At Cripple Creek Country Club, several local restaurants will send trays of food, besides the dinner and dessert stations. There will be a D.J. and dancing, cash bar, door prizes, live auction, raffle items, 50/50 and a wheel of gift cards.

Shoultes’s coworkers at Dynamic Physical Therapy wanted to step up for her.

“We’re very excited,” said Mary Ann DiBonaventura. “She’s family.”

The company agreed to pay all expenses, so the money raised will go straight to the family.

“Everything we collect, everything we do, is pure profit, because of the president of the company,” said DiBonaventura of Danny Bianco. “They’re good people to work for.”

Tickets cost $30 and are available by visiting Dynamic Physical Therapy of Fenwick Island, located behind Food Lion, or calling (302) 988-1586.

Donations are more than welcome and can be made by contacting Mary Ann DiBonaventura at (302) 228-9336.

• Big prize drawings — The group is seeking big-ticket items that could be raffled off. Coastal Maytag has already pledged a new washing machine and dryer set.

“We’re really looking for items to auction off, or that we can sell raffle tickets for,” Kessell said.

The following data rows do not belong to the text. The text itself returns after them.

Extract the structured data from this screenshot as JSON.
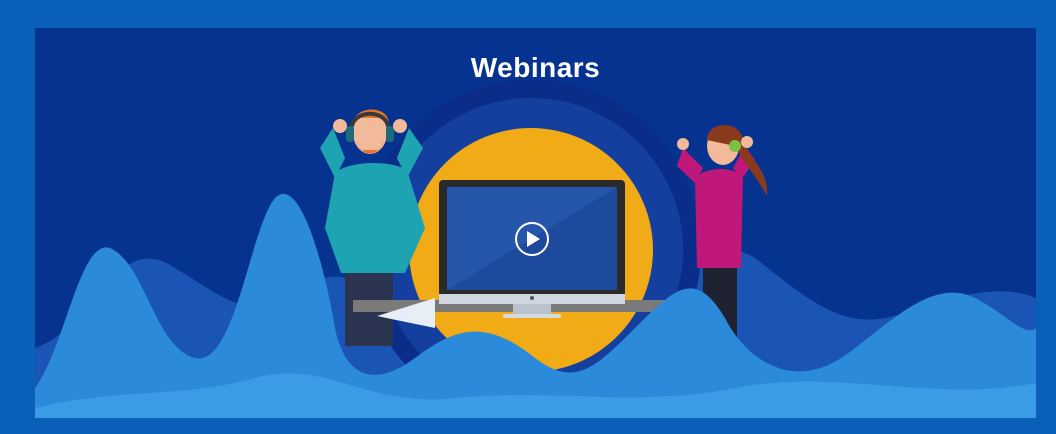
{
  "banner": {
    "title": "Webinars"
  },
  "colors": {
    "frame": "#0a5fb8",
    "background": "#063290",
    "wave_back": "#1a55b5",
    "wave_front": "#2b8ad9",
    "circle": "#f0ab16",
    "screen": "#1d4a9c"
  },
  "icons": {
    "play": "play-icon",
    "laptop": "monitor-icon"
  }
}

• Send funds directly through Wells Fargo — Donations can be submitted directly to Wells Fargo bank in Millville. Talk to any bank teller, or mail a check to “The donation account of Alana Prettyman”; c/o Wells Fargo Millville; 202 Atlantic Ave.; Millville DE 19967. Designate that account on the envelope, too.

• Send funds directly through PayPal: www.paypal.com/us/webapps/mpp/send-money-online, using email shoultes@me.com.

• Send funds directly though GoFundMe: www.gofundme.com/alanaprettyman.

“We also want to say a very huge thank-you to everyone that has reached out and supported us through this trying time,” Shoultes concluded. “Please keep praying for our family.”